This year has seen an explosion of books written by science bloggers, and it looks like the trend is going to continue well into 2010.
- Chris Mooney and Sheril Kirshenbaum released Unscientific America, and Kirshenbaum is nearing completion on a new book, The Science of Kissing.
- The ever-popular Carl Zimmer brought us two new gems, Microcosm and the soon-to-be-released The Tangled Bank. I can’t wait to see what’s next.
- Rebecca Skloot’s long-awaited The Immortal Life of Henrietta Lacks will debut in February of next year.
- Jerry Coyne released Why Evolution is True, which he complemented by starting a science blog by the same name.
- John Wilkins considered the idea of “species” from a historical perspective, and it looks like he’s got plenty more to say on the subject.
- Chad Orzel’s forthcoming title will tell you How to Teach Physics to Your Dog.
- Thomas Levenson allowed us to view Isaac Newton from a different perspective in his fantastic historical work Newton and the Counterfeiter.
- Darren Naish just saw the publication of his beautiful volume The Great Dinosaur Discoveries. If you like dinosaurs, you need this book.
- Word has it that even PZ Myers is working on some super-secret book project.

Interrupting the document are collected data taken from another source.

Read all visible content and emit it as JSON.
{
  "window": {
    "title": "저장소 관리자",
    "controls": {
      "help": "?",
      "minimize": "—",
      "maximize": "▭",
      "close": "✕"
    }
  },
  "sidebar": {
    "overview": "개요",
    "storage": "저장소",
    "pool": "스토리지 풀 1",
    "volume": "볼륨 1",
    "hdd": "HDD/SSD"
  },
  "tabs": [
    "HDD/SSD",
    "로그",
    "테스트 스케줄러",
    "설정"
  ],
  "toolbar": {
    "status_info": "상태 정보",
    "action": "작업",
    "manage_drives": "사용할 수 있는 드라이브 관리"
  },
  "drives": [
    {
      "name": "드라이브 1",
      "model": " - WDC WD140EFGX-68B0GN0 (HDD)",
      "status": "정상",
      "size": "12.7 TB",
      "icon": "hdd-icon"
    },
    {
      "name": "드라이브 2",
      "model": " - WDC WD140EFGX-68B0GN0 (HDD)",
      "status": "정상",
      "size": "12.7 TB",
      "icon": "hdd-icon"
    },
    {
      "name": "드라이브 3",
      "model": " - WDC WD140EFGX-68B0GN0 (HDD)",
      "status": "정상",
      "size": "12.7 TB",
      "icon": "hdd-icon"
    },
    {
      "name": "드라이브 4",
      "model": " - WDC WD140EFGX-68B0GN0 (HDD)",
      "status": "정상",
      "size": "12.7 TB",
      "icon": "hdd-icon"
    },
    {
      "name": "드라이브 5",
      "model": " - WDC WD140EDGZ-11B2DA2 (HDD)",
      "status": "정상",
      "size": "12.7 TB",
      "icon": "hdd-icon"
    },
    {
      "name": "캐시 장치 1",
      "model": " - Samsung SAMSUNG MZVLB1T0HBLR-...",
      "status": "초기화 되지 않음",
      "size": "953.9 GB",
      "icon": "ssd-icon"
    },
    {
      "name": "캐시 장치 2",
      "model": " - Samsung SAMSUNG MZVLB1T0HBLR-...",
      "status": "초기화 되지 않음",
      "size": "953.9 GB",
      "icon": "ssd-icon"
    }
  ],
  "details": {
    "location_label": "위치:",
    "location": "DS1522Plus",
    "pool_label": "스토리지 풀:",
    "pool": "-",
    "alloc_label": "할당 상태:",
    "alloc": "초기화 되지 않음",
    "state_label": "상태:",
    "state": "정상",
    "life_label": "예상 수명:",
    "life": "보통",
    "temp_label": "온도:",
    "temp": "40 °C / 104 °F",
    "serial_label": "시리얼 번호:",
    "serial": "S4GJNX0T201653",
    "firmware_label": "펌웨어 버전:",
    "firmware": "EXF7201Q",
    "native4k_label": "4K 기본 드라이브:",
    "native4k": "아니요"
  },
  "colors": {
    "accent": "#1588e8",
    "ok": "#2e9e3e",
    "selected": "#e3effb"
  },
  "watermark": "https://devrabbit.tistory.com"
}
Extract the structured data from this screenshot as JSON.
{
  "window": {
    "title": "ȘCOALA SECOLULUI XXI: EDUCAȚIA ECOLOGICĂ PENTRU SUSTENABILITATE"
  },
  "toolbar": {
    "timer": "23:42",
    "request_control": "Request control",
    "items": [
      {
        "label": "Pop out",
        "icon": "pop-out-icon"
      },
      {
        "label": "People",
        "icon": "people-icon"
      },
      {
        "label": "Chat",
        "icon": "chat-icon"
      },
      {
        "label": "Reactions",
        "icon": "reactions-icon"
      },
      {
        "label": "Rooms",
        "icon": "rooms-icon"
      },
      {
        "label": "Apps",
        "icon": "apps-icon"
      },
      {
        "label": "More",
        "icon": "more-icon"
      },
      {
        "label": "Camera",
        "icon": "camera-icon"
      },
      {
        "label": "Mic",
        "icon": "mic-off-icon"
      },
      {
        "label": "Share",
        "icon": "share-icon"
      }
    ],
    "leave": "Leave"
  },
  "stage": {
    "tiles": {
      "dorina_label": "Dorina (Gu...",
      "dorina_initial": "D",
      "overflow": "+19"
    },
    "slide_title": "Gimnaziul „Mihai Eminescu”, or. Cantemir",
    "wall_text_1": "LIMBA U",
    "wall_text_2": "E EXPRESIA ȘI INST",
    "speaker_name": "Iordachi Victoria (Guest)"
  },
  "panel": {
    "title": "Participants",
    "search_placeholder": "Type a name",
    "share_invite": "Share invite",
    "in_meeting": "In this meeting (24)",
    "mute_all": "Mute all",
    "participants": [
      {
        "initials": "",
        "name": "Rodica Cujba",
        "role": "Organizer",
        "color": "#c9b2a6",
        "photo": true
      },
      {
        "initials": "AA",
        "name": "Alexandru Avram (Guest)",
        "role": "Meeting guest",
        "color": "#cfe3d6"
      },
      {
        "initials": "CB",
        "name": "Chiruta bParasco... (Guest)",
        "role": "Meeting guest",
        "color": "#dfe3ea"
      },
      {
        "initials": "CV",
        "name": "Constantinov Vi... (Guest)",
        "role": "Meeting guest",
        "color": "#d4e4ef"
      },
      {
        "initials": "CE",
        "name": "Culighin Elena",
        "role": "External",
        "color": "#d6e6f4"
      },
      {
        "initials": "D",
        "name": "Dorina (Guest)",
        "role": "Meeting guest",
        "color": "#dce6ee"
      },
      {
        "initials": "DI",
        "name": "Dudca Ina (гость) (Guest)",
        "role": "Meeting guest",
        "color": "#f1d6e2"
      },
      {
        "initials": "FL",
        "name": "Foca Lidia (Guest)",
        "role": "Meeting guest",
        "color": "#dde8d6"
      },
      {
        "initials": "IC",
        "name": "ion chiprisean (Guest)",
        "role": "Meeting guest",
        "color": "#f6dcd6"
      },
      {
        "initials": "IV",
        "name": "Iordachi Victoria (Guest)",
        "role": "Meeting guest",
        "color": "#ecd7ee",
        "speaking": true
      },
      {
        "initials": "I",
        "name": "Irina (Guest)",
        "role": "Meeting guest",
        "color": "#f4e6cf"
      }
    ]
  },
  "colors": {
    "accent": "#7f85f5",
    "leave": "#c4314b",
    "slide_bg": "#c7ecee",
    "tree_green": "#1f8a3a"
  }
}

Apologies if I missed anyone or any titles (feel free to make additions/corrections in the comments), but there have been so many new blogger-penned books that it has been hard to keep track of them all! Even though I have not read many (or even most) of these titles, it is good to see so many of my science blogging peers in print. This year especially, it seems that a few authors have taken up science blogging and a number of bloggers have transformed ideas from their blogs into books, transitions that I am hoping to discuss in more detail during a session at ScienceOnline2010 in January.